Higher levels of lipids and cholesterol are key factors in egg maturation and egg quality. Freshwater prawns have a limited ability to biosynthesize phospholipid de novo. A basal level of 0.8 percent dietary phospholipid is required to meet the demand of M. rosenbergii broodstock. Tiwari and Sahu (1999) reported that 5 percent soyalecithin along with 1 percent Cod liver oil was effective in promoting growth and survival of M. rosenbergii.

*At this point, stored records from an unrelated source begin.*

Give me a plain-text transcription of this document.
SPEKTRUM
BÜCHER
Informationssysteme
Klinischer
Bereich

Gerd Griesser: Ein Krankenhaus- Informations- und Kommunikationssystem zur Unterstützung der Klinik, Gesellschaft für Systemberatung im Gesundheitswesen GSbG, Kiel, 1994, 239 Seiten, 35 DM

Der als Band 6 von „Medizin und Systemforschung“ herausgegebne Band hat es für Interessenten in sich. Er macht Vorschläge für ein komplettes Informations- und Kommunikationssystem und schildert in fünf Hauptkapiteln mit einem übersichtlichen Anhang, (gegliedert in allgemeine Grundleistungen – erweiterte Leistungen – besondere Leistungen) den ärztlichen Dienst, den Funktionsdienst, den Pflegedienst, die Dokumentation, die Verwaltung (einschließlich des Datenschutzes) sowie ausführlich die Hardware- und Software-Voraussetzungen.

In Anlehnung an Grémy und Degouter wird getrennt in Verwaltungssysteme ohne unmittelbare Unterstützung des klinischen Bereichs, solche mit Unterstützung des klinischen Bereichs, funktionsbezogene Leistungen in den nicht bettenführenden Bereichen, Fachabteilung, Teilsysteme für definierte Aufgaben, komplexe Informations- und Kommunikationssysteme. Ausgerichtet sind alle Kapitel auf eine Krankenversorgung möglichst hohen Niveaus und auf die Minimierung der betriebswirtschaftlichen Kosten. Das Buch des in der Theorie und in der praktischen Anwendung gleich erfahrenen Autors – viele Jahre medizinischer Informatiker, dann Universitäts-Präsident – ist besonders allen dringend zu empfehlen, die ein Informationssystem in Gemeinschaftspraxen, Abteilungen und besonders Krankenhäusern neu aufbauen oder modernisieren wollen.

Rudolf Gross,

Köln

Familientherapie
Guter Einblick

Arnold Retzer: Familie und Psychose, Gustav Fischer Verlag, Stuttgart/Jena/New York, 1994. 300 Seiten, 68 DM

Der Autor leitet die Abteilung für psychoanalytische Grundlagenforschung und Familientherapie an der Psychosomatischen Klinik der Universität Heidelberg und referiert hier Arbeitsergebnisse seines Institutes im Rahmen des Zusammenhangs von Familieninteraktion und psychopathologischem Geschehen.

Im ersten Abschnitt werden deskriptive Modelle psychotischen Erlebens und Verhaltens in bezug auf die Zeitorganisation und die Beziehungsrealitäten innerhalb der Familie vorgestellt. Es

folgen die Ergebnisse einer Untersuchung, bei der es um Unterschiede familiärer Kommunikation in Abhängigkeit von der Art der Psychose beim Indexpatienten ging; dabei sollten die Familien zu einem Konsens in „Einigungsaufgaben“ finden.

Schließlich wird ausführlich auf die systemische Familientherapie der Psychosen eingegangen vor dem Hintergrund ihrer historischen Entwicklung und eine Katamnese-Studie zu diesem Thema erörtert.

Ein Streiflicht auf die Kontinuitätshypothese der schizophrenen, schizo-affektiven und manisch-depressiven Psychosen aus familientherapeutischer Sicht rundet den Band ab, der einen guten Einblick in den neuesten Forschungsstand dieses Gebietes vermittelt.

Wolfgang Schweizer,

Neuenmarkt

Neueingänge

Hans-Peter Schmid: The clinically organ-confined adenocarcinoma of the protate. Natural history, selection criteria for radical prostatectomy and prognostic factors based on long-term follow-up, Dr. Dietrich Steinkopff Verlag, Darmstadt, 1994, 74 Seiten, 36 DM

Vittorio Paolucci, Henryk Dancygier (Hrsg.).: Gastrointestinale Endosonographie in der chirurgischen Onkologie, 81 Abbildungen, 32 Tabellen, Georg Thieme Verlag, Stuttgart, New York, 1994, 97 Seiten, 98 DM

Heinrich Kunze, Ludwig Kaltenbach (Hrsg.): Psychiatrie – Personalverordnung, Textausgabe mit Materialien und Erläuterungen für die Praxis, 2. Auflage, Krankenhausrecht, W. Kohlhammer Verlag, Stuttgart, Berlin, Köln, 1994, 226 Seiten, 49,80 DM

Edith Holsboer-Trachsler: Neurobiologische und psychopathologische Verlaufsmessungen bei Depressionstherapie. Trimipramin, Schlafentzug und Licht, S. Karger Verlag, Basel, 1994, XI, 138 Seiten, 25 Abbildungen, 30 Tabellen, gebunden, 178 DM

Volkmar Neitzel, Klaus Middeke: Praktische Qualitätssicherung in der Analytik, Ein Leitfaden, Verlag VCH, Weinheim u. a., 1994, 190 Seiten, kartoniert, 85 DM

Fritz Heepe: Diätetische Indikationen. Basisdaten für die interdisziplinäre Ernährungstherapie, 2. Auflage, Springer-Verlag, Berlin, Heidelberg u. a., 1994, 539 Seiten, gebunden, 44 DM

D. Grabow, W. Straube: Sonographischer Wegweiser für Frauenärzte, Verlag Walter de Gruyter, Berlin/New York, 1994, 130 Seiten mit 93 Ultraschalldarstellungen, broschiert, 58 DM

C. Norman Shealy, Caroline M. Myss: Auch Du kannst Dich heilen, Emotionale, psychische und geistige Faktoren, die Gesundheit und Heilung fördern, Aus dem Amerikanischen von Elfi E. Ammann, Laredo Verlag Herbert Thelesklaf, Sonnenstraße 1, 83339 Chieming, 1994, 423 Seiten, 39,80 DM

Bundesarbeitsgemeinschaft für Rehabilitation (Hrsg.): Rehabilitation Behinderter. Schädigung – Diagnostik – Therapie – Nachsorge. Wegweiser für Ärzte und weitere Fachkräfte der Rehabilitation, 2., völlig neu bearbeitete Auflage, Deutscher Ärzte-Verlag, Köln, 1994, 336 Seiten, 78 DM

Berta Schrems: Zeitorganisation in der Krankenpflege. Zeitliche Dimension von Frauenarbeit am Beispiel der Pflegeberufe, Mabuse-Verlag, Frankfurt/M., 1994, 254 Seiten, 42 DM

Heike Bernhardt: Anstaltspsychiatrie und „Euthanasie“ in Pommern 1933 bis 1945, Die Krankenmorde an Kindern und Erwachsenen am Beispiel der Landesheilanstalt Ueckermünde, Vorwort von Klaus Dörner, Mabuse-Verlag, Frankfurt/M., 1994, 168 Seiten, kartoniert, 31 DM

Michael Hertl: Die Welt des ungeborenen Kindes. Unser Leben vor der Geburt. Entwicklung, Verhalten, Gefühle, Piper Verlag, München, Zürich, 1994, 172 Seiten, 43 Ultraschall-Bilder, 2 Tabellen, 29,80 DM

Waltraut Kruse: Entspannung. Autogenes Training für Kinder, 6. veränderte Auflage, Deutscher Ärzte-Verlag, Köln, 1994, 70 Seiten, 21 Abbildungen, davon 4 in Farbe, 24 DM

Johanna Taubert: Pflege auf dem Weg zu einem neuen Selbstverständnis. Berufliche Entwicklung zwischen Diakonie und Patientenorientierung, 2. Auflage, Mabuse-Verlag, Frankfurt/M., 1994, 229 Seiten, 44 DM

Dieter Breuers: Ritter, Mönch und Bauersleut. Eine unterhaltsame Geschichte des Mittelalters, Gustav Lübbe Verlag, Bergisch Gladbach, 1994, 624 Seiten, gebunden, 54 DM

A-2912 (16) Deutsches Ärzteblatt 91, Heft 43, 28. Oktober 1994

The vitamin requirements of M. rosenbergii are probably similar to other crustaceans. The require 60-150 mg vitamin C/kg diet. Levels of 60 mg ascorbic acid and 300 mg α -tocopherol per kg diet are considered sufficient for successful reproduction and larval viability. Manus et al. (2005) reported that vitamin C at 240 mg per kg reduces stress in freshwater prawns. It has been reported that vitamin E at 200 mg/kg diet modulated some of the antioxidants defense system by decreasing lipid peroxidation in the hepatopancreas (Mitra et al., 2005).

Information on the quantitative mineral requirements of freshwater prawns is limited. Dietary supply of calcium seems to improve growth. In soft water (with Ca levels of Ca. 5 ppm) performance is improved with a dietary supply of 3 percent calcium. The optimum dietary zinc level is 50-90 mg/kg diet (Mitra et al., 2005).